Over the past months we've been working on a big change in the debian installer, removing base-config from the installation process. Doing this has required a great many changes, some of them user-visible. The installer now configures the timezone, users and passwords, and apt all in the first stage instead of after rebooting. Some preseed values have been removed or changed, including base-config/early_command and base-config/late_command. The biggest change of all, the the hardest to get working, has been moving of the selection of tasks and the installation of all packages into the first stage of the installer. Now tasksel pops up a debconf question that looks like any other question d-i asks, and the installation of packages is hidden behind a nice clean progress bar, and if any packages use debconf to ask questions, d-i will display those questions using its frontend too. I'd include a screenshot, but really, it's just another progress bar, how boring is that?
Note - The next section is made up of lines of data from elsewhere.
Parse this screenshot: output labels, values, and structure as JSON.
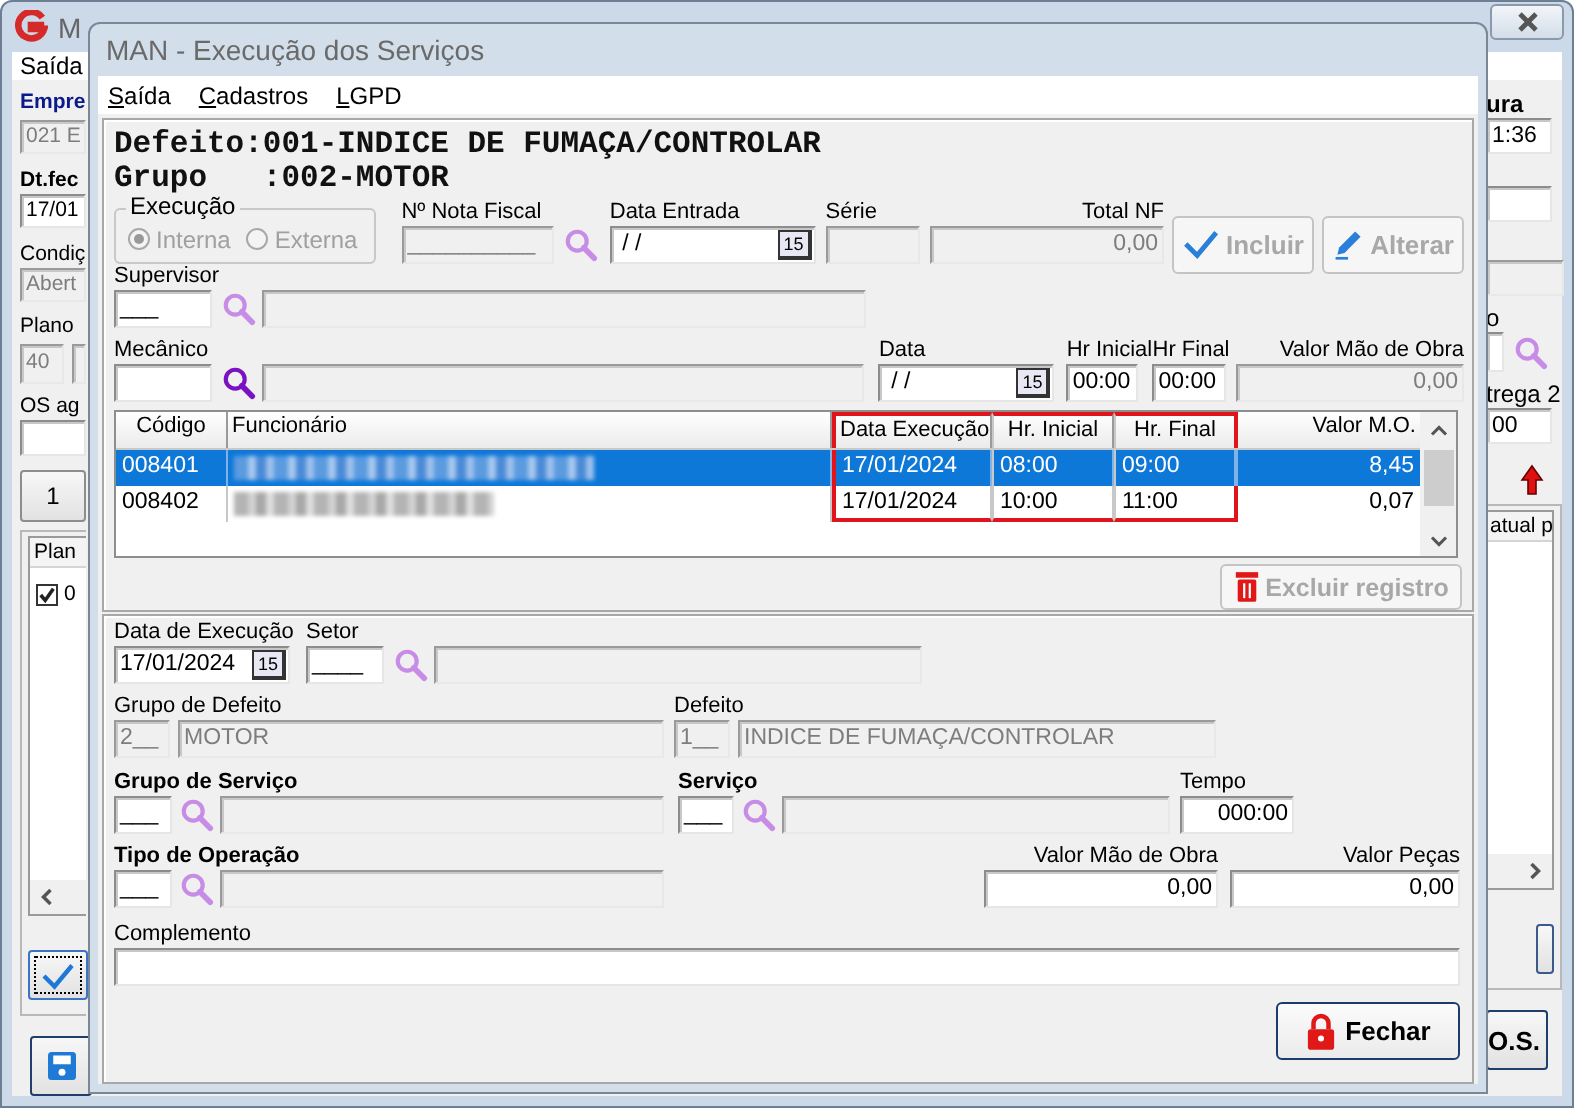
{
  "main_window": {
    "title": "M",
    "menu": [
      {
        "label": "Saída"
      }
    ],
    "left": {
      "empresa_label": "Empre",
      "empresa": "021 E",
      "dt_label": "Dt.fec",
      "dt": "17/01",
      "cond_label": "Condiç",
      "cond": "Abert",
      "plano_label": "Plano",
      "plano": "40",
      "os_label": "OS ag",
      "page_button": "1",
      "list_header": "Plan",
      "list_items": [
        {
          "text": "0",
          "checked": true
        }
      ]
    },
    "right": {
      "hora_label": "ura",
      "hora": "1:36",
      "field_label": "o",
      "entrega_label": "trega 2",
      "entrega": "00",
      "list_header": "atual p",
      "os_button": "O.S."
    }
  },
  "dialog": {
    "title": "MAN - Execução dos Serviços",
    "menu": [
      {
        "label": "Saída"
      },
      {
        "label": "Cadastros"
      },
      {
        "label": "LGPD"
      }
    ],
    "header": [
      "Defeito:001-INDICE DE FUMAÇA/CONTROLAR",
      "Grupo   :002-MOTOR"
    ],
    "execucao": {
      "label": "Execução",
      "disabled": true,
      "options": [
        {
          "label": "Interna",
          "selected": true
        },
        {
          "label": "Externa",
          "selected": false
        }
      ]
    },
    "nota_fiscal": {
      "label": "Nº Nota Fiscal",
      "value": "__________"
    },
    "data_entrada": {
      "label": "Data Entrada",
      "value": " / /",
      "calendar": "15"
    },
    "serie": {
      "label": "Série"
    },
    "total_nf": {
      "label": "Total NF",
      "value": "0,00"
    },
    "buttons": [
      {
        "label": "Incluir",
        "kind": "include",
        "disabled": true
      },
      {
        "label": "Alterar",
        "kind": "edit",
        "disabled": true
      }
    ],
    "supervisor": {
      "label": "Supervisor",
      "code": "___"
    },
    "mecanico": {
      "label": "Mecânico"
    },
    "data": {
      "label": "Data",
      "value": " / /",
      "calendar": "15"
    },
    "hr_inicial": {
      "label": "Hr Inicial",
      "value": "00:00"
    },
    "hr_final": {
      "label": "Hr Final",
      "value": "00:00"
    },
    "valor_mao_obra": {
      "label": "Valor Mão de Obra",
      "value": "0,00"
    },
    "table": {
      "columns": [
        "Código",
        "Funcionário",
        "Data Execução",
        "Hr. Inicial",
        "Hr. Final",
        "Valor M.O."
      ],
      "rows": [
        {
          "codigo": "008401",
          "data": "17/01/2024",
          "hr_inicial": "08:00",
          "hr_final": "09:00",
          "valor": "8,45",
          "selected": true
        },
        {
          "codigo": "008402",
          "data": "17/01/2024",
          "hr_inicial": "10:00",
          "hr_final": "11:00",
          "valor": "0,07",
          "selected": false
        }
      ]
    },
    "delete_button": {
      "label": "Excluir registro",
      "disabled": true
    },
    "data_execucao": {
      "label": "Data de Execução",
      "value": "17/01/2024",
      "calendar": "15"
    },
    "setor": {
      "label": "Setor",
      "code": "____"
    },
    "grupo_defeito": {
      "label": "Grupo de Defeito",
      "code": "2__",
      "name": "MOTOR"
    },
    "defeito": {
      "label": "Defeito",
      "code": "1__",
      "name": "INDICE DE FUMAÇA/CONTROLAR"
    },
    "grupo_servico": {
      "label": "Grupo de Serviço",
      "code": "___"
    },
    "servico": {
      "label": "Serviço",
      "code": "___"
    },
    "tempo": {
      "label": "Tempo",
      "value": "000:00"
    },
    "tipo_operacao": {
      "label": "Tipo de Operação",
      "code": "___"
    },
    "valor_mao_obra_2": {
      "label": "Valor Mão de Obra",
      "value": "0,00"
    },
    "valor_pecas": {
      "label": "Valor Peças",
      "value": "0,00"
    },
    "complemento": {
      "label": "Complemento"
    },
    "close_button": {
      "label": "Fechar"
    }
  }
}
By the way, if you maintain a debian package and it prompts without using debconf (when debconf is available), then your package will obviously break this, and it's well past time to fix it. I think that all the packages d-i installs do use debconf except for possibly a few like libc during upgrades. Upgrades are theoretically possible at this step for any packages debootstrap installs, so those will need to be fixed too. This has been a long, long time coming. Some milestones include: So yeah, this has been in er, progress for 8 years, and at least three Debian derived distributions have come up with thier own approaches in between with only the last one being quite similar to the end result, and the other two being rather dead. I don't know whether this is a study in how Debian is slow, or a study in how we do eventually come up with infrastructure that is done right and ends up being used by everyone. Or both.

20 December 2005

Wichert Akkerman: Implementing a testing status for trac

As many other people, I have become addicted to the trac system. After having used it for a few personal projects and deciding that it really is cool technology and talking about it with a few other people I switched Plone from its old issue tracker to trac and the result has been marvelous: it runs smoothly with over 5000 tickets and produces great overviews such as this 2.1.x release issue status overview. However for our projects at Amaze we are missing an essential feature: the ability to have a testing status for issues. This is a seperate step between active and resolved where an issue should be resolved, but has not been certified to be resolved by full testing, which is (should) be done by other people. To support this I created a patch which added a new ticket status called 'testing', modified the milestone and roadmap to show that tickets in a testing status seperately and updated the unittests to reflect the new possible actions. screenshot of trac roadmap view with testing status In order to make this easier to use I also modified the trac-post-commit subversion hook: I added a --testing parameter which tells the hook to mark an issue as testing instead of fixed. The default is set to fixed in order to preserve backwards compability, and since I suspect that most trac installs are for small projects which do not have a need for a seperate testing status. If you are curious: you can download trac testing patch from here or look at trac ticket 2511. The patch is based on the current svn trunk for trac. Update: seems the trac folks already closed the issue since there is a larged project in progress which provides the same functionality (and more). However since there is no assigned milestone or estimate when it might be merged, so until then I still consider this patch to be a very useful addition to trac.